For that reason, failed conventional escalation is dangerous not only because it may prolong war, but because it can gradually legitimize more extreme forms of coercion. Even without immediate use, the return of explicit nuclear signaling to an active regional conflict would itself represent a major strategic rupture.
6. Forecast: Most Likely Path Through 2026
As of January 2026, our base-case forecast is as follows:
The most likely near-term trajectory is a prolonged coercive struggle marked by repeated strikes, retaliation, mounting energy and insurance volatility, and increasing evidence that air operations alone are not delivering decisive outcomes.
The second-stage risk is widening attacks on regional infrastructure and shipping, producing a sharper oil and inflation shock.
The third-stage risk is political pressure in Washington and among regional partners for a larger military commitment, including special operations or broader ground contingencies.
The fourth-stage risk is strategic fragmentation among allies, especially if stockpile depletion and market damage intensify faster than battlefield gains.
The least desirable but still plausible path is escalation into a broader war that combines regional conventional conflict, severe global economic disruption, and renewed nuclear brinkmanship.
LupoToro’s judgment is that the danger in an Iran conflict lies not in underestimating the opening strike, but in overestimating what the opening strike can achieve. Air power can destroy but it cannot by itself guarantee political victory. A campaign built on the assumption that bombing alone will collapse Iranian resistance is far more likely to trigger regional spread, economic shock, stockpile exhaustion, and pressure for a ground war than to deliver a clean strategic win. In plain terms, the real threat is not simply escalation. It is escalation in service of objectives that the chosen military instrument is poorly suited to achieve; that is the essence of the trap.
6.1 Secondary Theaters Could Widen the Conflict Map:
A prolonged confrontation would also create incentives to activate secondary theaters. These are not necessarily central because of their intrinsic importance, but because they offer new basing opportunities, proxy pathways, launch access, logistical leverage, or pressure points on shipping and regional movement.
The Red Sea and Horn of Africa are especially relevant in this regard. As a conflict broadens, actors begin searching for ways to stretch their adversaries laterally rather than only frontally. That can pull additional geographies into the confrontation even if they were not central to the original war plan. The map of instability then widens from the Gulf and Levant into adjoining maritime and littoral zones.
Each added theater complicates command, logistics, alliance management, and escalation control. What began as a campaign against specific Iranian capabilities can evolve into a broader struggle over access, transit, basing, and coercive reach across a much wider region.

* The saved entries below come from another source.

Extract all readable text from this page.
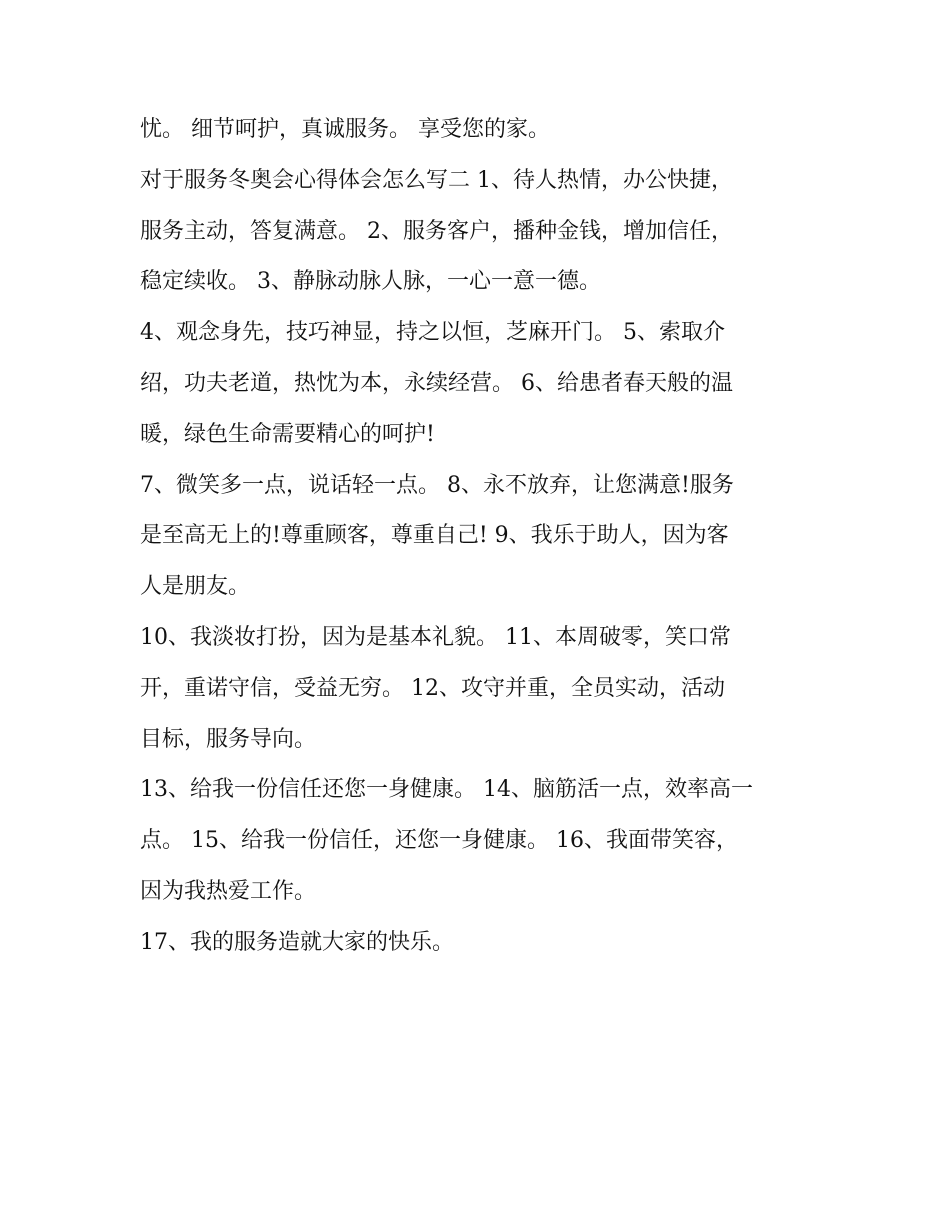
忧。 细节呵护，真诚服务。 享受您的家。
对于服务冬奥会心得体会怎么写二 1、待人热情，办公快捷，
服务主动，答复满意。 2、服务客户，播种金钱，增加信任，
稳定续收。 3、静脉动脉人脉，一心一意一德。
4、观念身先，技巧神显，持之以恒，芝麻开门。 5、索取介
绍，功夫老道，热忱为本，永续经营。 6、给患者春天般的温
暖，绿色生命需要精心的呵护!
7、微笑多一点，说话轻一点。 8、永不放弃，让您满意!服务
是至高无上的!尊重顾客，尊重自己! 9、我乐于助人，因为客
人是朋友。
10、我淡妆打扮，因为是基本礼貌。 11、本周破零，笑口常
开，重诺守信，受益无穷。 12、攻守并重，全员实动，活动
目标，服务导向。
13、给我一份信任还您一身健康。 14、脑筋活一点，效率高一
点。 15、给我一份信任，还您一身健康。 16、我面带笑容，
因为我热爱工作。
17、我的服务造就大家的快乐。
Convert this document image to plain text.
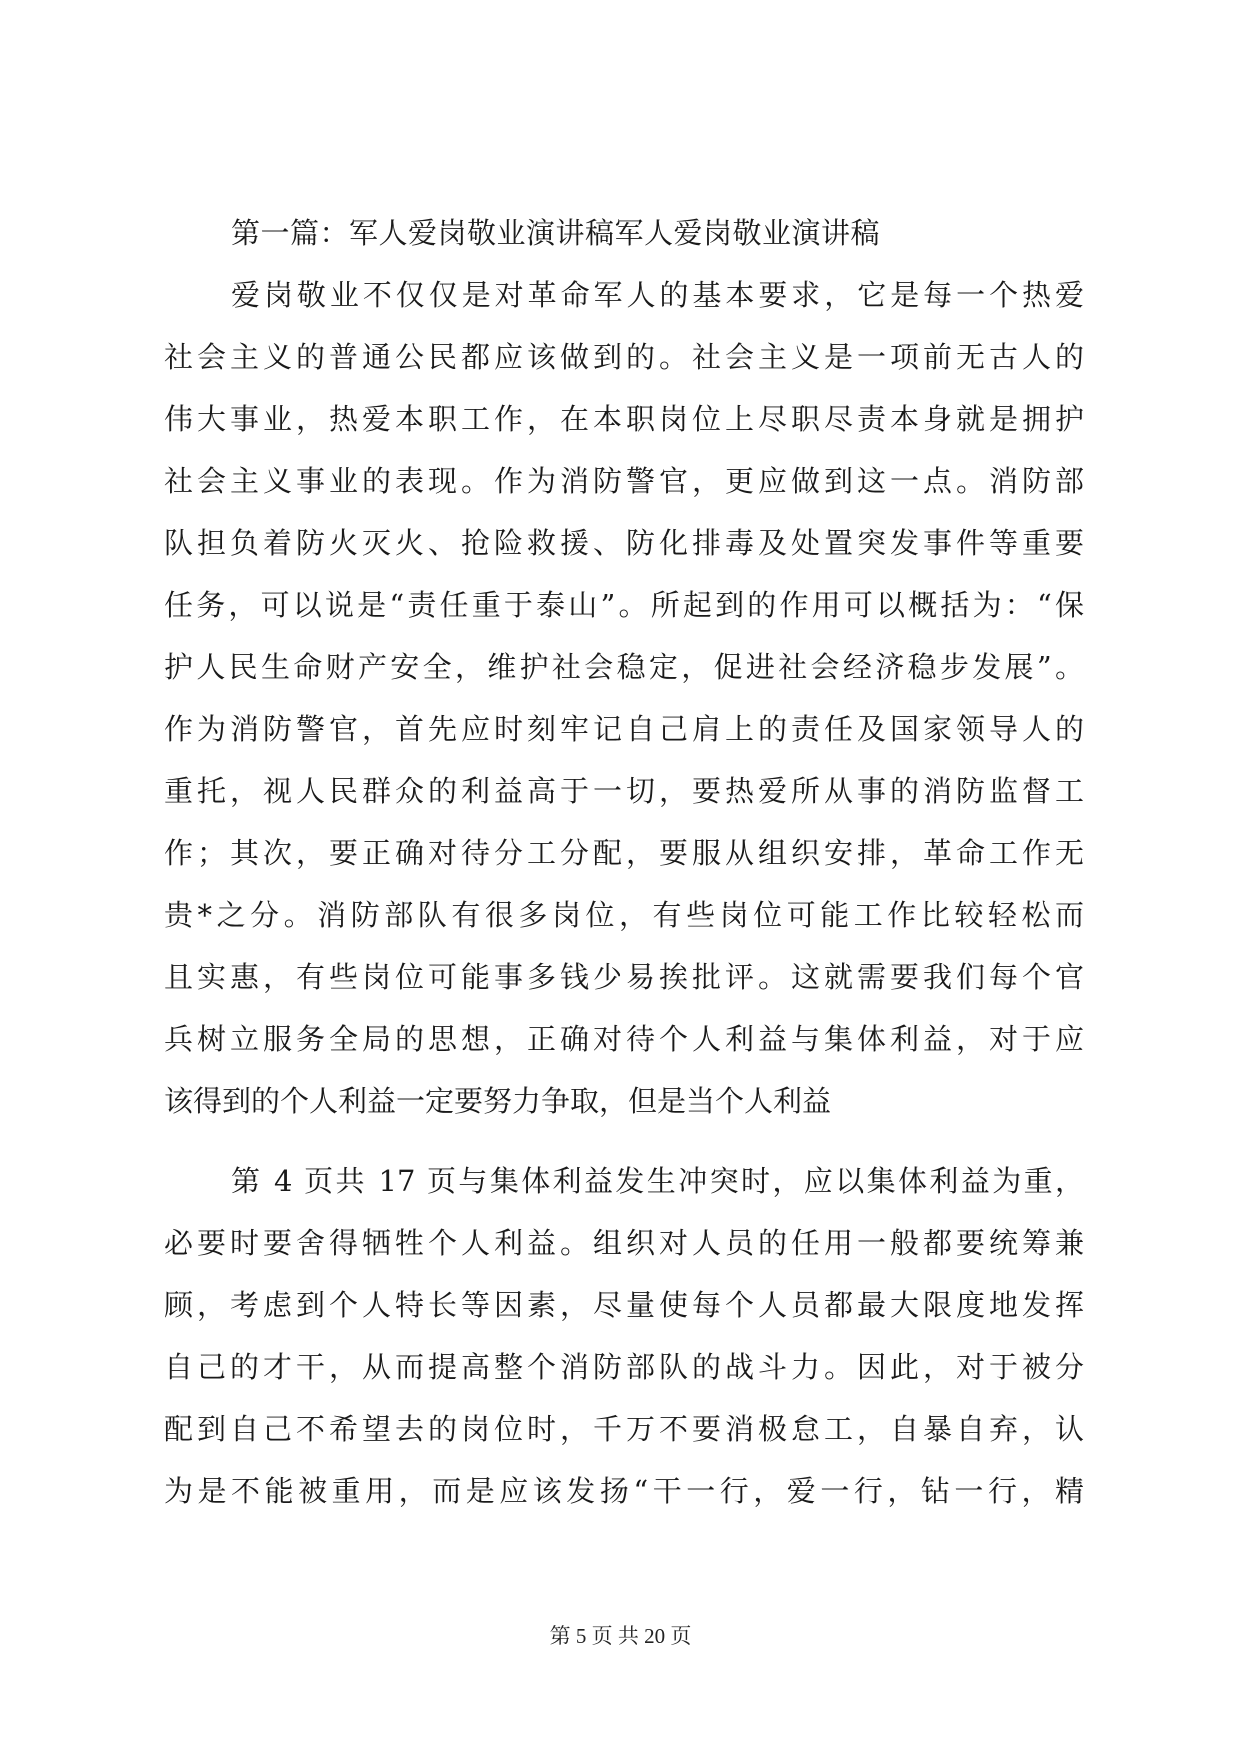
第一篇：军人爱岗敬业演讲稿军人爱岗敬业演讲稿
爱岗敬业不仅仅是对革命军人的基本要求，它是每一个热爱
社会主义的普通公民都应该做到的。社会主义是一项前无古人的
伟大事业，热爱本职工作，在本职岗位上尽职尽责本身就是拥护
社会主义事业的表现。作为消防警官，更应做到这一点。消防部
队担负着防火灭火、抢险救援、防化排毒及处置突发事件等重要
任务，可以说是“责任重于泰山”。所起到的作用可以概括为：“保
护人民生命财产安全，维护社会稳定，促进社会经济稳步发展”。
作为消防警官，首先应时刻牢记自己肩上的责任及国家领导人的
重托，视人民群众的利益高于一切，要热爱所从事的消防监督工
作；其次，要正确对待分工分配，要服从组织安排，革命工作无
贵*之分。消防部队有很多岗位，有些岗位可能工作比较轻松而
且实惠，有些岗位可能事多钱少易挨批评。这就需要我们每个官
兵树立服务全局的思想，正确对待个人利益与集体利益，对于应
该得到的个人利益一定要努力争取，但是当个人利益
第 4 页共 17 页与集体利益发生冲突时，应以集体利益为重，
必要时要舍得牺牲个人利益。组织对人员的任用一般都要统筹兼
顾，考虑到个人特长等因素，尽量使每个人员都最大限度地发挥
自己的才干，从而提高整个消防部队的战斗力。因此，对于被分
配到自己不希望去的岗位时，千万不要消极怠工，自暴自弃，认
为是不能被重用，而是应该发扬“干一行，爱一行，钻一行，精
第 5 页 共 20 页
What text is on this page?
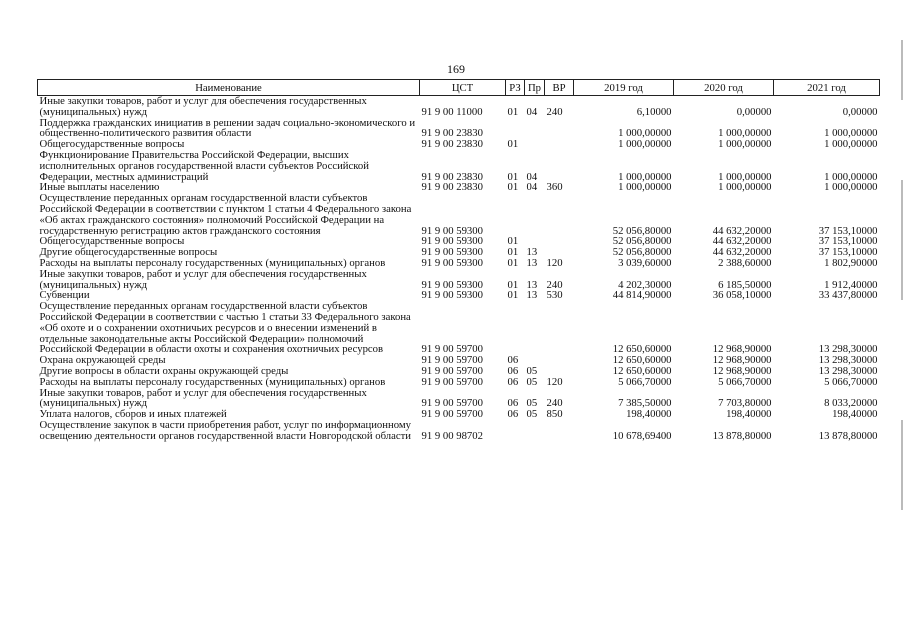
169
Наименование	ЦСТ	РЗ	Пр	ВР	2019 год	2020 год	2021 год
Иные закупки товаров, работ и услуг для обеспечения государственных (муниципальных) нужд	91 9 00 11000	01	04	240	6,10000	0,00000	0,00000
Поддержка гражданских инициатив в решении задач социально-экономического и общественно-политического развития области	91 9 00 23830				1 000,00000	1 000,00000	1 000,00000
Общегосударственные вопросы	91 9 00 23830	01			1 000,00000	1 000,00000	1 000,00000
Функционирование Правительства Российской Федерации, высших исполнительных органов государственной власти субъектов Российской Федерации, местных администраций	91 9 00 23830	01	04		1 000,00000	1 000,00000	1 000,00000
Иные выплаты населению	91 9 00 23830	01	04	360	1 000,00000	1 000,00000	1 000,00000
Осуществление переданных органам государственной власти субъектов Российской Федерации в соответствии с пунктом 1 статьи 4 Федерального закона «Об актах гражданского состояния» полномочий Российской Федерации на государственную регистрацию актов гражданского состояния	91 9 00 59300				52 056,80000	44 632,20000	37 153,10000
Общегосударственные вопросы	91 9 00 59300	01			52 056,80000	44 632,20000	37 153,10000
Другие общегосударственные вопросы	91 9 00 59300	01	13		52 056,80000	44 632,20000	37 153,10000
Расходы на выплаты персоналу государственных (муниципальных) органов	91 9 00 59300	01	13	120	3 039,60000	2 388,60000	1 802,90000
Иные закупки товаров, работ и услуг для обеспечения государственных (муниципальных) нужд	91 9 00 59300	01	13	240	4 202,30000	6 185,50000	1 912,40000
Субвенции	91 9 00 59300	01	13	530	44 814,90000	36 058,10000	33 437,80000
Осуществление переданных органам государственной власти субъектов Российской Федерации в соответствии с частью 1 статьи 33 Федерального закона «Об охоте и о сохранении охотничьих ресурсов и о внесении изменений в отдельные законодательные акты Российской Федерации» полномочий Российской Федерации в области охоты и сохранения охотничьих ресурсов	91 9 00 59700				12 650,60000	12 968,90000	13 298,30000
Охрана окружающей среды	91 9 00 59700	06			12 650,60000	12 968,90000	13 298,30000
Другие вопросы в области охраны окружающей среды	91 9 00 59700	06	05		12 650,60000	12 968,90000	13 298,30000
Расходы на выплаты персоналу государственных (муниципальных) органов	91 9 00 59700	06	05	120	5 066,70000	5 066,70000	5 066,70000
Иные закупки товаров, работ и услуг для обеспечения государственных (муниципальных) нужд	91 9 00 59700	06	05	240	7 385,50000	7 703,80000	8 033,20000
Уплата налогов, сборов и иных платежей	91 9 00 59700	06	05	850	198,40000	198,40000	198,40000
Осуществление закупок в части приобретения работ, услуг по информационному освещению деятельности органов государственной власти Новгородской области	91 9 00 98702				10 678,69400	13 878,80000	13 878,80000
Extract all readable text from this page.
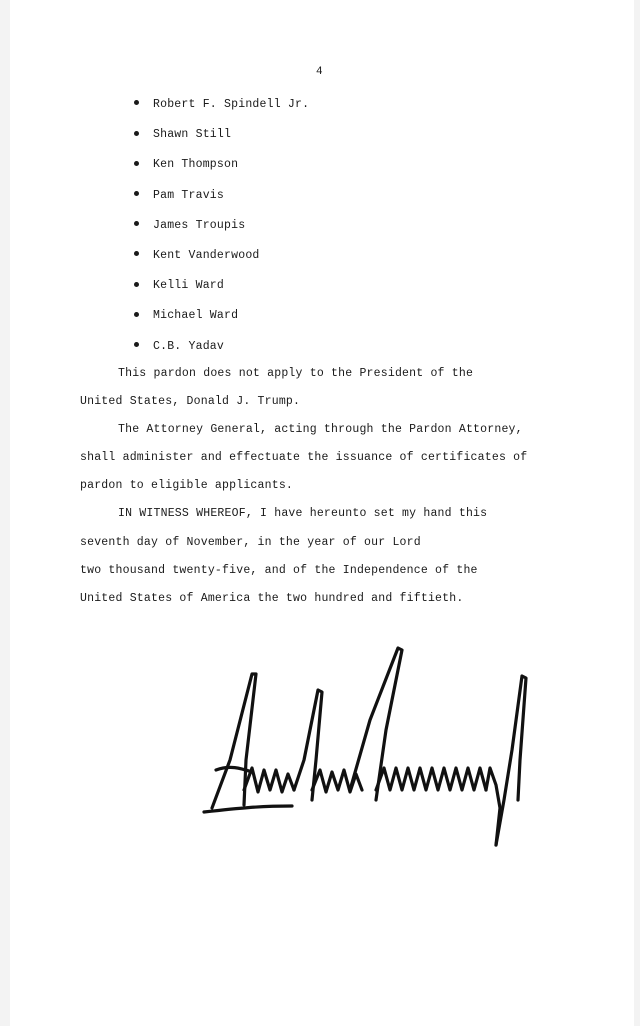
4
Robert F. Spindell Jr.
Shawn Still
Ken Thompson
Pam Travis
James Troupis
Kent Vanderwood
Kelli Ward
Michael Ward
C.B. Yadav
This pardon does not apply to the President of the
United States, Donald J. Trump.
The Attorney General, acting through the Pardon Attorney,
shall administer and effectuate the issuance of certificates of
pardon to eligible applicants.
IN WITNESS WHEREOF, I have hereunto set my hand this
seventh day of November, in the year of our Lord
two thousand twenty-five, and of the Independence of the
United States of America the two hundred and fiftieth.
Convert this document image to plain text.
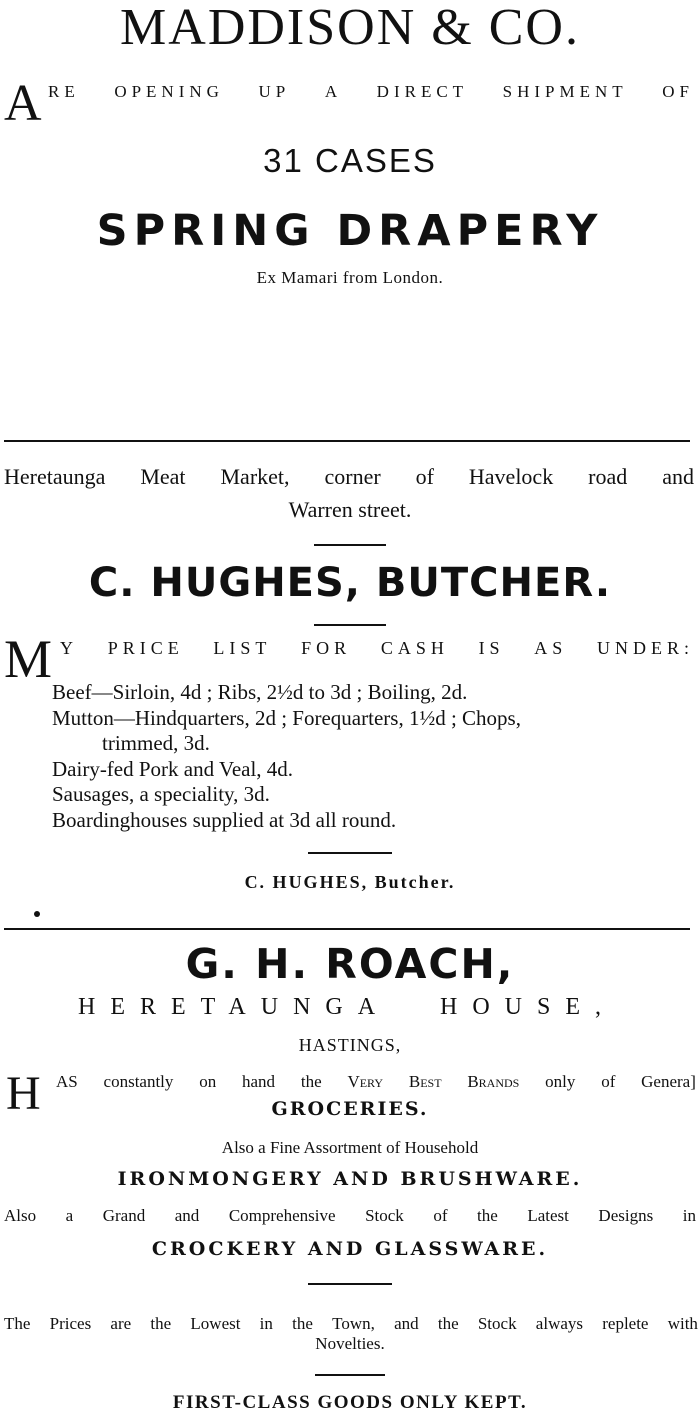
MADDISON & CO.
A RE OPENING UP A DIRECT SHIPMENT OF
31 CASES
SPRING DRAPERY
Ex Mamari from London.
Heretaunga Meat Market, corner of Havelock road and
Warren street.
C. HUGHES, BUTCHER.
M Y PRICE LIST FOR CASH IS AS UNDER:
Beef—Sirloin, 4d ; Ribs, 2½d to 3d ; Boiling, 2d.
Mutton—Hindquarters, 2d ; Forequarters, 1½d ; Chops,
trimmed, 3d.
Dairy-fed Pork and Veal, 4d.
Sausages, a speciality, 3d.
Boardinghouses supplied at 3d all round.
C. HUGHES, Butcher.
G. H. ROACH,
HERETAUNGA HOUSE,
HASTINGS,
H AS constantly on hand the Very Best Brands only of Genera]
GROCERIES.
Also a Fine Assortment of Household
IRONMONGERY AND BRUSHWARE.
Also a Grand and Comprehensive Stock of the Latest Designs in
CROCKERY AND GLASSWARE.
The Prices are the Lowest in the Town, and the Stock always replete with
Novelties.
FIRST-CLASS GOODS ONLY KEPT.
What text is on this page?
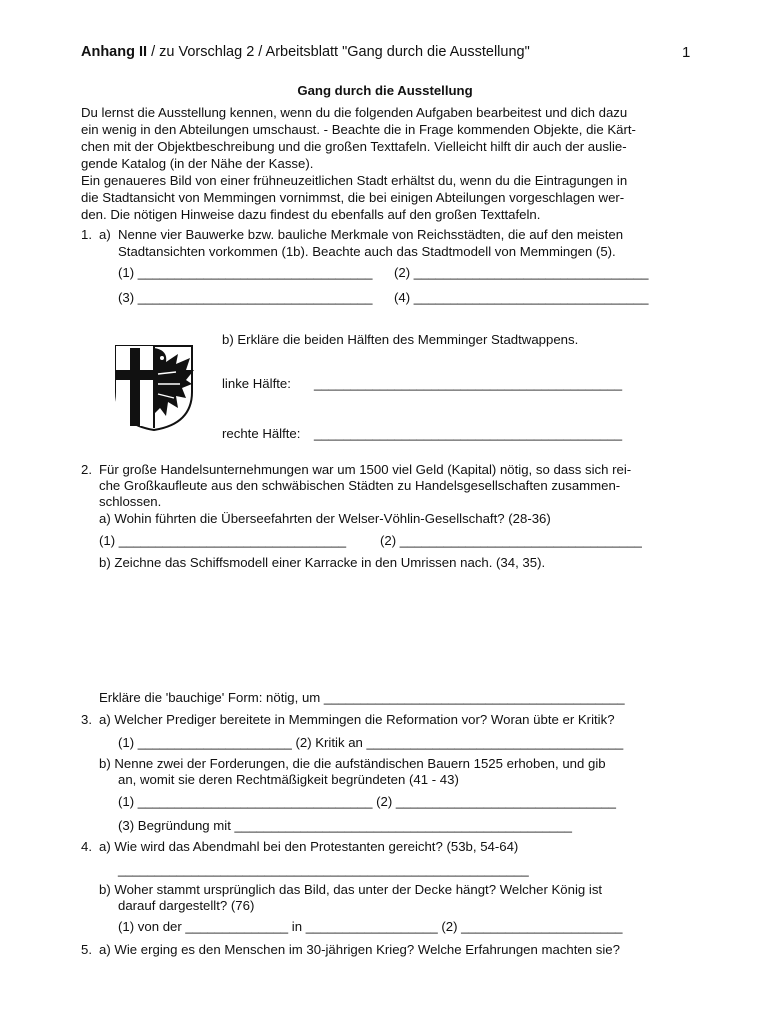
Anhang II / zu Vorschlag 2 / Arbeitsblatt "Gang durch die Ausstellung"	1
Gang durch die Ausstellung
Du lernst die Ausstellung kennen, wenn du die folgenden Aufgaben bearbeitest und dich dazu
ein wenig in den Abteilungen umschaust. - Beachte die in Frage kommenden Objekte, die Kärt-
chen mit der Objektbeschreibung und die großen Texttafeln. Vielleicht hilft dir auch der auslie-
gende Katalog (in der Nähe der Kasse).
Ein genaueres Bild von einer frühneuzeitlichen Stadt erhältst du, wenn du die Eintragungen in
die Stadtansicht von Memmingen vornimmst, die bei einigen Abteilungen vorgeschlagen wer-
den. Die nötigen Hinweise dazu findest du ebenfalls auf den großen Texttafeln.
1. a) Nenne vier Bauwerke bzw. bauliche Merkmale von Reichsstädten, die auf den meisten
Stadtansichten vorkommen (1b). Beachte auch das Stadtmodell von Memmingen (5).
(1) ________________________________ (2) ________________________________
(3) ________________________________ (4) ________________________________
b) Erkläre die beiden Hälften des Memminger Stadtwappens.
linke Hälfte: __________________________________________
rechte Hälfte: __________________________________________
2. Für große Handelsunternehmungen war um 1500 viel Geld (Kapital) nötig, so dass sich rei-
che Großkaufleute aus den schwäbischen Städten zu Handelsgesellschaften zusammen-
schlossen.
a) Wohin führten die Überseefahrten der Welser-Vöhlin-Gesellschaft? (28-36)
(1) _______________________________	(2) _________________________________
b) Zeichne das Schiffsmodell einer Karracke in den Umrissen nach. (34, 35).
Erkläre die 'bauchige' Form: nötig, um _________________________________________
3. a) Welcher Prediger bereitete in Memmingen die Reformation vor? Woran übte er Kritik?
(1) _____________________ (2) Kritik an ___________________________________
b) Nenne zwei der Forderungen, die die aufständischen Bauern 1525 erhoben, und gib
an, womit sie deren Rechtmäßigkeit begründeten (41 - 43)
(1) ________________________________ (2) ______________________________
(3) Begründung mit ______________________________________________
4. a) Wie wird das Abendmahl bei den Protestanten gereicht? (53b, 54-64)
________________________________________________________
b) Woher stammt ursprünglich das Bild, das unter der Decke hängt? Welcher König ist
darauf dargestellt? (76)
(1) von der ______________ in __________________ (2) ______________________
5. a) Wie erging es den Menschen im 30-jährigen Krieg? Welche Erfahrungen machten sie?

6.2 Casualty Visibility and Wartime Information Control Would Matter More Than Many Assume:
One further risk is that the public picture of the war may lag behind the operational reality of the war. In fast-moving regional conflicts, casualty figures, infrastructure losses, and damage assessments are often released gradually, selectively, or only after political leaders have attempted to establish a victory narrative.
That gap can be strategically consequential. If the true scale of military or civilian costs is obscured in the early stages, pressure for further escalation may build on the basis of incomplete information. Later, when losses become harder to conceal, the correction can be politically sudden and severe. Confidence collapses faster when the public concludes not only that the war is going badly, but that its costs were being managed rhetorically rather than disclosed honestly; information control is not a secondary issue. It can directly shape the pace and direction of escalation by distorting how long decision-makers and publics believe the existing strategy remains sustainable.